Generalization Error of $f$-Divergence Stabilized Algorithms via Duality
Francisco Daunas, Iñaki Esnaola, Samir M. Perlaza, Gholamali Aminian
TL;DR
The paper addresses generalization in learning algorithms stabilized by $f$-divergence regularization (ERM-$f$DR) and extends the framework to constrained optimization. It develops a dual formulation using the Legendre-Fenchel transform and the implicit-function theorem, yielding an explicit normalization function $N_{Q,\boldsymbol{z}}(\lambda)$ and zero duality gap with the primal problem.

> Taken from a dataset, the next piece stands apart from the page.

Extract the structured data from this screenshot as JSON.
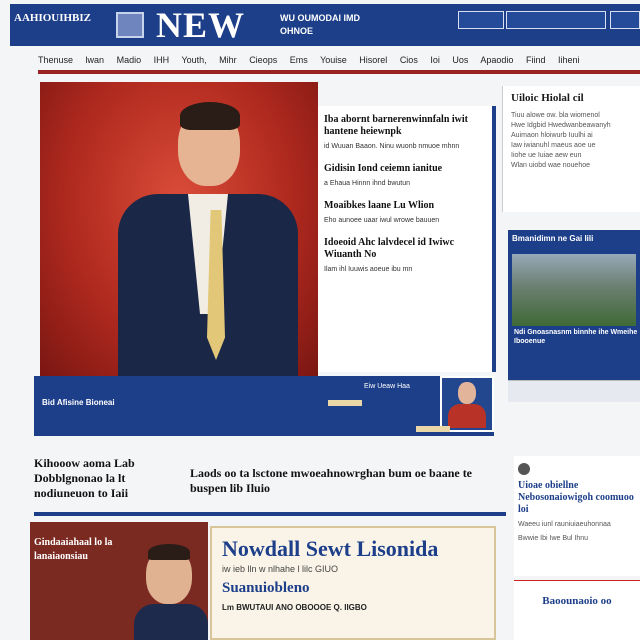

It then derives an exact characterization of the generalization error $\bar{\bar{\mathsf{G}}}$ in terms of the dual solution and the conjugate $f^*$, with simplifications in key cases such as Gibbs-type algorithms where $f(x)=x\log x$. Together, these results provide concrete tools to analyze and quantify generalization under $f$-divergence regularization and to identify when ERM-$f$DR solutions coincide with constrained-optimal solutions.
Abstract
The solution to empirical risk minimization with $f$-divergence regularization (ERM-$f$DR) is extended to constrained optimization problems, establishing conditions for equivalence between the solution and constraints. A dual formulation of ERM-$f$DR is introduced, providing a computationally efficient method to derive the normalization function of the ERM-$f$DR solution. This dual approach leverages the Legendre-Fenchel transform and the implicit function theorem, enabling explicit characterizations of the generalization error for general algorithms under mild conditions, and another for ERM-$f$DR solutions.